High-Def Space Shuttle Tribute

As NASA’s space shuttle program winds down, several former program officials put together this video tribute of the program. The film is shown from the perspective of some of the 100-plus cameras used to monitor launches for potential problems.

It has some amazing images of launches STS-114, STS-117, and STS-124 with a bunch of interesting facts thrown in. Who knew that inertia keeps the solid rocket boosters sailing upward for 15 miles after they’re released from the shuttle?

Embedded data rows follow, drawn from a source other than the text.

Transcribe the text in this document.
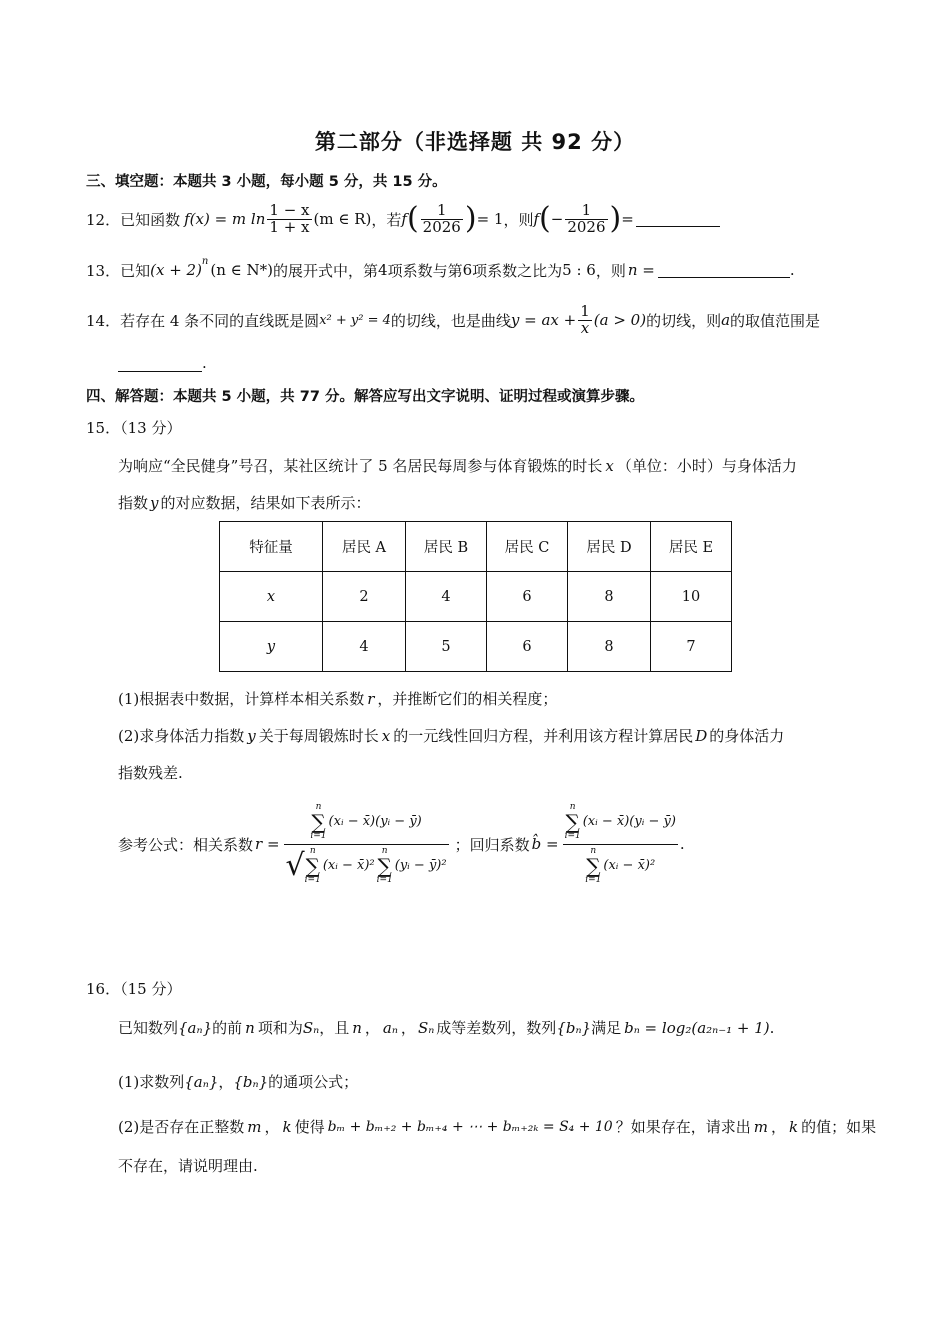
第二部分（非选择题 共 92 分）
三、填空题：本题共 3 小题，每小题 5 分，共 15 分。
12． 已知函数 f(x) = m $\ln \frac{1 - x}{1 + x} (m$ ∈ R) ，若 f ( $\frac{1}{2026}$ ) = 1 ，则 f ( − $\frac{1}{2026}$ ) =
13． 已知 $(x + 2)^n$ (n ∈ N*) 的展开式中，第 4 项系数与第 6 项系数之比为 5 : 6 ，则 n =	.
14． 若存在 4 条不同的直线既是圆 x² + y² = 4 的切线，也是曲线 y = ax + $\frac{1}{x} (a > 0)$ 的切线，则 a 的取值范围是
.
四、解答题：本题共 5 小题，共 77 分。解答应写出文字说明、证明过程或演算步骤。
15．（13 分）
为响应“全民健身”号召，某社区统计了 5 名居民每周参与体育锻炼的时长 x （单位：小时）与身体活力
指数 y 的对应数据，结果如下表所示：
特征量	居民 A	居民 B	居民 C	居民 D	居民 E
x	2	4	6	8	10
y	4	5	6	8	7
(1)根据表中数据，计算样本相关系数 r ，并推断它们的相关程度；
(2)求身体活力指数 y 关于每周锻炼时长 x 的一元线性回归方程，并利用该方程计算居民 D 的身体活力
指数残差.
参考公式：相关系数 r =
n
∑
i=1
(xᵢ − x̄)(yᵢ − ȳ)
√ n
∑
i=1
(xᵢ − x̄)²
n
∑
i=1
(yᵢ − ȳ)²
；回归系数 b̂ = n
∑
i=1
(xᵢ − x̄)(yᵢ − ȳ)
n
∑
i=1
(xᵢ − x̄)² .
16．（15 分）
已知数列 {aₙ} 的前 n 项和为 Sₙ ，且 n ， aₙ ， Sₙ 成等差数列，数列 {bₙ} 满足 bₙ = log₂(a₂ₙ₋₁ + 1) .
(1)求数列 {aₙ} ， {bₙ} 的通项公式；
(2)是否存在正整数 m ， k 使得 bₘ + bₘ₊₂ + bₘ₊₄ + ⋯ + bₘ₊₂ₖ = S₄ + 10 ？如果存在，请求出 m ， k 的值；如果
不存在，请说明理由.
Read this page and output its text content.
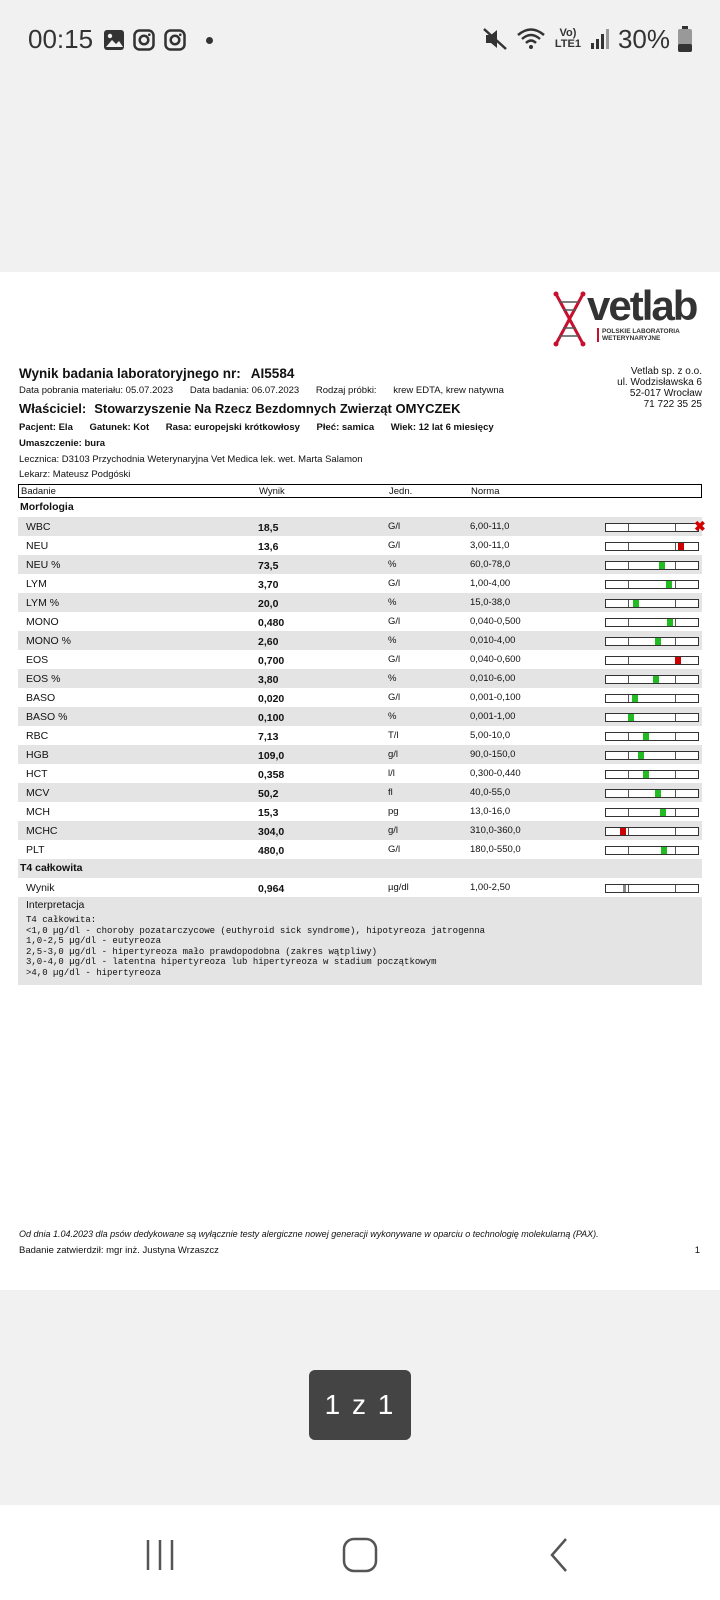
00:15	Vo) LTE1 30%
vetlab
POLSKIE LABORATORIA WETERYNARYJNE
Vetlab sp. z o.o.
ul. Wodzisławska 6
52-017 Wrocław
71 722 35 25
Wynik badania laboratoryjnego nr: AI5584
Data pobrania materiału: 05.07.2023 Data badania: 06.07.2023 Rodzaj próbki: krew EDTA, krew natywna
Właściciel: Stowarzyszenie Na Rzecz Bezdomnych Zwierząt OMYCZEK
Pacjent: Ela Gatunek: Kot Rasa: europejski krótkowłosy Płeć: samica Wiek: 12 lat 6 miesięcy
Umaszczenie: bura
Lecznica: D3103 Przychodnia Weterynaryjna Vet Medica lek. wet. Marta Salamon
Lekarz: Mateusz Podgóski
Badanie	Wynik	Jedn.	Norma
Morfologia
WBC	18,5	G/l	6,00-11,0	✖
NEU	13,6	G/l	3,00-11,0
NEU %	73,5	%	60,0-78,0
LYM	3,70	G/l	1,00-4,00
LYM %	20,0	%	15,0-38,0
MONO	0,480	G/l	0,040-0,500
MONO %	2,60	%	0,010-4,00
EOS	0,700	G/l	0,040-0,600
EOS %	3,80	%	0,010-6,00
BASO	0,020	G/l	0,001-0,100
BASO %	0,100	%	0,001-1,00
RBC	7,13	T/l	5,00-10,0
HGB	109,0	g/l	90,0-150,0
HCT	0,358	l/l	0,300-0,440
MCV	50,2	fl	40,0-55,0
MCH	15,3	pg	13,0-16,0
MCHC	304,0	g/l	310,0-360,0
PLT	480,0	G/l	180,0-550,0
T4 całkowita
Wynik	0,964	µg/dl	1,00-2,50
Interpretacja
T4 całkowita:
<1,0 µg/dl - choroby pozatarczycowe (euthyroid sick syndrome), hipotyreoza jatrogenna
1,0-2,5 µg/dl - eutyreoza
2,5-3,0 µg/dl - hipertyreoza mało prawdopodobna (zakres wątpliwy)
3,0-4,0 µg/dl - latentna hipertyreoza lub hipertyreoza w stadium początkowym
>4,0 µg/dl - hipertyreoza
Od dnia 1.04.2023 dla psów dedykowane są wyłącznie testy alergiczne nowej generacji wykonywane w oparciu o technologię molekularną (PAX).
Badanie zatwierdził: mgr inż. Justyna Wrzaszcz	1
1 z 1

Hope you’re enjoying the weekend.

Via Gizmodo.

  • Belesari

    Also remember at launch each one weights 1,300,000lbs. Basically together without anything else they weight about as much as a old destroyer escort.

  • prometheusgonewild

    The shuttle was amazing technology.
    It also was an incredibly expensive boondoggle that stopped NASA from exploring other cheaper, simpler means of getting into space.
    Their halfhearted attempts at other technologies was pathetic.
    I do have to give them credit, for its time it was a great production. However once the economics and safety aspects of it were known, they should have retired the system.
    But NASA is like a lot of government organizations. Once they are on a course they refuse to admit they are going in the wrong direction….
    Great video though…….
    -Dennis http://www.PrometheusGoneWild.com

  • T. Hyatt

    The launch footage looks more like art than technical recordings. It certainly captures the majesty, raw power, and pioneering spirit of NASA’s space program. Watching this footage is second only to being there; it’s absolutely a treat to watch!

  • Paul

    prometheusgonewild - you know they (NASA) could do more with a shuttle in space than they could do with a rocket. Your comments are very niave.

  • A. Nonymous

    Warning to those at work: the video is 45 minutes long.

  • Vernier, SP

    The shuttle could and did accomplish everything you could imagine but leave low earth orbit. What a vehicle. Witnessing many launchs from on-base there was never anything dull about watching all the systems that have to work in order and on time to achieve orbit. The sheer power, fuel weight and consumption per second amazes. I always admired how the whole stack springs forward from the SSME’s and when it recoils back just at verticle off the pad she goes. NASA has given us many tools and products/medicines that make life better today. That’s coming a long way from strapping yourself to an ICBM. Yes economic times have strained but nothing strains the human imagination or restrains. We will continue to discover and move forward. I think the key to future space travel will be magnetism.